Hubby has had Herpes for past 12 years and I have only just found out now! What should I do??

311 replies

CazInLeith · 21/08/2018 18:55

First time post here, the last week has just been a blur.

Hubby and I are in our mid 30s, married just over a year ago, known each other for 6 years, dated for 2 years before getting hitched, just had first baby born on 1st June (10/11 weeks old). Around a week ago I was trying to find a pen to use in hubby’s work bag and came across a stash of suspicious looking pills in a side pocket labelled ‘aciclovir 400mg’, a quick google search and I discover this is a standard retroviral medication for herpes!

Horrid 3hrs of wondering what to do whilst waiting for him to come home. Decide to confront him that same evening. He opens up and admits it straight away. I’d found out about his ‘secret’ - apparently he slept with a random 12 years ago whilst at university and contracted herpes. You can’t get rid of herpes apparently, it’s with you for life, all you can do is manage the symptoms by taking long term medication. And apparently he’s been secretly taking this medication every day for the past 12 years(!)

At the moment, I’ve got him sleeping in the spare bedroom. No chance of any intimacy at the moment.

Where do we go from here?

  1. I’m terrified I might have this too. Goodness knows how many times we’ve had unprotected sex whilst trying to convcieve and since getting pregnant. Getting tested for herpes isn’t simple - I’ve already seen the doctor.

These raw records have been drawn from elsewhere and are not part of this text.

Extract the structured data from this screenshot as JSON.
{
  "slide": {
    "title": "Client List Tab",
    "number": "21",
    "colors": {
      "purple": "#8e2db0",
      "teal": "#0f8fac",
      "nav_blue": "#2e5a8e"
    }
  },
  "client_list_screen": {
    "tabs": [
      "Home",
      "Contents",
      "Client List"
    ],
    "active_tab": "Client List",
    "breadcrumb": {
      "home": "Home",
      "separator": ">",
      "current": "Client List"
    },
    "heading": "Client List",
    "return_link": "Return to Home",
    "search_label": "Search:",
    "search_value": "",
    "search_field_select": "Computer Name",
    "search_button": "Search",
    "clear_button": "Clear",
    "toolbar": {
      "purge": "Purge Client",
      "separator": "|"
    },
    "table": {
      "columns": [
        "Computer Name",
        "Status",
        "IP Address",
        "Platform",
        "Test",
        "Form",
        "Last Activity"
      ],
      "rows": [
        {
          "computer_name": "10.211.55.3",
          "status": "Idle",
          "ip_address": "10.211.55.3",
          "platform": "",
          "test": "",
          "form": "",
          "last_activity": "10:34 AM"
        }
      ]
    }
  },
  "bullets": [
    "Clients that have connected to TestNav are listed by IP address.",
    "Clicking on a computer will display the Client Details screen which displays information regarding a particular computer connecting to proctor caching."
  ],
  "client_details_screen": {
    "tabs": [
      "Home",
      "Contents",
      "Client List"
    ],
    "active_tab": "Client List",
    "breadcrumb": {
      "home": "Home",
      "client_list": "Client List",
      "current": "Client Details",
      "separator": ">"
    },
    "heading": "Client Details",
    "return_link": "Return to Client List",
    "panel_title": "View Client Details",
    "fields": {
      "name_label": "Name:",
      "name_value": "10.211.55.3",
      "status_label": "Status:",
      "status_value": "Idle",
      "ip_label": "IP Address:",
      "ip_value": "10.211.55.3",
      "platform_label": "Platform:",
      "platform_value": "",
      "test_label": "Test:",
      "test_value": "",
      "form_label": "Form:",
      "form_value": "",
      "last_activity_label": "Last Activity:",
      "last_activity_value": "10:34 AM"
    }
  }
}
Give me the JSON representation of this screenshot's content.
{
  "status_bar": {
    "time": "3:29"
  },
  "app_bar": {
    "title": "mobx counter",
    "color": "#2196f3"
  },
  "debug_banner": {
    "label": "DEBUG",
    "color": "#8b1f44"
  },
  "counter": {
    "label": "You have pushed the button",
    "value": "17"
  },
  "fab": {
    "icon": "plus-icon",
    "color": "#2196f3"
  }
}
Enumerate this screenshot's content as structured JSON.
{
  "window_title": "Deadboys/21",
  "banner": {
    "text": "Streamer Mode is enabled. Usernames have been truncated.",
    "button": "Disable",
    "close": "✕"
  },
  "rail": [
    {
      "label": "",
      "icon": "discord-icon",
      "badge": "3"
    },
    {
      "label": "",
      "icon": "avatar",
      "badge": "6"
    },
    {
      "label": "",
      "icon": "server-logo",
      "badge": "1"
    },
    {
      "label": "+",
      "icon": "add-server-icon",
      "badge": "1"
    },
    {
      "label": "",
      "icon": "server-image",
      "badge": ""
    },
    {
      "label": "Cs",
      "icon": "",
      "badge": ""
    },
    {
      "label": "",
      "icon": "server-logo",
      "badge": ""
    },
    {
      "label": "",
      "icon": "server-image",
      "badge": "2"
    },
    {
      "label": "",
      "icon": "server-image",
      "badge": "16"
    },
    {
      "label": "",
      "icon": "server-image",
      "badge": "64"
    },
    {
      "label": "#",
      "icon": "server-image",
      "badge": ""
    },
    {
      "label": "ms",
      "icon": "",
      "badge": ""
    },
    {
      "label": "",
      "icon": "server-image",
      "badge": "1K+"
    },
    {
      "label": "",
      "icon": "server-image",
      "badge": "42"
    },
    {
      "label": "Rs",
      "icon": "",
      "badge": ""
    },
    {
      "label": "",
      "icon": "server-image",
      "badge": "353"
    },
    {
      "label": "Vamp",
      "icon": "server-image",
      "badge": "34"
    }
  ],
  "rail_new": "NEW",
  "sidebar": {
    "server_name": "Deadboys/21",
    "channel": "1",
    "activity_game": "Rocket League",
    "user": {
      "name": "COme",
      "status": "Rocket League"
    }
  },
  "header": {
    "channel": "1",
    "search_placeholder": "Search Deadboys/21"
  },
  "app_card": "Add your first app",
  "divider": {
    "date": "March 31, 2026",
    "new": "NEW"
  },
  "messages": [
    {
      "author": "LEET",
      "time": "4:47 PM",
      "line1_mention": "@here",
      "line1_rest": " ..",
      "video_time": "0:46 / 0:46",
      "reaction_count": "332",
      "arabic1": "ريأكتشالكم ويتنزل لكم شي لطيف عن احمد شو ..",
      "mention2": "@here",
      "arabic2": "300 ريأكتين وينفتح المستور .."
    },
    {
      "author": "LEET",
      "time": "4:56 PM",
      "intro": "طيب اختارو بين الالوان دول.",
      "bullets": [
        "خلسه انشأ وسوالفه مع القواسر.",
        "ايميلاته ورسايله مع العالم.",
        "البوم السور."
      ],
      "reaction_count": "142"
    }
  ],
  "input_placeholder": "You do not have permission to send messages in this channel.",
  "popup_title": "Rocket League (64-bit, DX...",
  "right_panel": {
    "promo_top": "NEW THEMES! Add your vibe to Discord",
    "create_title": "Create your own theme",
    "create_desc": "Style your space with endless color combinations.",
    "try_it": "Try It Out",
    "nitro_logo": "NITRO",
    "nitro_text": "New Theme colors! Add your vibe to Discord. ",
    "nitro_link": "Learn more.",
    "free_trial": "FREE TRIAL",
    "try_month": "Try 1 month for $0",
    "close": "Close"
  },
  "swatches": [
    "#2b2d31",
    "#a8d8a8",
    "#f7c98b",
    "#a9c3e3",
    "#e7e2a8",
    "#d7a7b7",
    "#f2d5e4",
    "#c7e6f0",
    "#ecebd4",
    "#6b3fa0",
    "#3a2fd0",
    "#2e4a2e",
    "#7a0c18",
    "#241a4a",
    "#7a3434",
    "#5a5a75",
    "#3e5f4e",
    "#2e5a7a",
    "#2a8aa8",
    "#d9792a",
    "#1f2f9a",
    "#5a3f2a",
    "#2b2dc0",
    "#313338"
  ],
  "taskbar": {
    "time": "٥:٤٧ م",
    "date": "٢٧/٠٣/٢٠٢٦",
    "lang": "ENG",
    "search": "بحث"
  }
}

Some people are asymptomatic, I may have to wait years to see if I ‘flare up’ into a symptomatic phase, and even then I might not Notice I’m having an ‘active phase’ . For this reason: getting a straight answer to whether you have this horrid little STD isn’t always easy.
  2. To put it simply, the doc says they can’t rule out that I don’t have it, but they also can’t say for sure if I do, because the symptoms aren’t always there as thevitus itsekf can lay dormant for months or even years between active phases or ‘flare-ups’, which if a carrier is suppressing with retro viral medication like hubby, may never even ever happen again. There are also a lot of people who have contracted this virus at some point along the way, don’t know they have it, aren’t taking any retrovirals, and don’t even notice when they have the lesions. All the doc can recommend is avoiding unprotected sex with someone you know has it, i.e. my hubby!
  3. It’s very unlikely that I will have passed it onto my baby during the birth (no visible signs of any lesions on baby, and apparently these normally show up very soon after birth if this is the case. Naturally I am terrified that this may be the case and am feeling hugely guilty already in case this happens.
  4. Cannot talk to ANYONE I know about this, as is hugely embarrassing, no idea who to turn to, so have ended up coming on here in the hope of finding some answers to it all.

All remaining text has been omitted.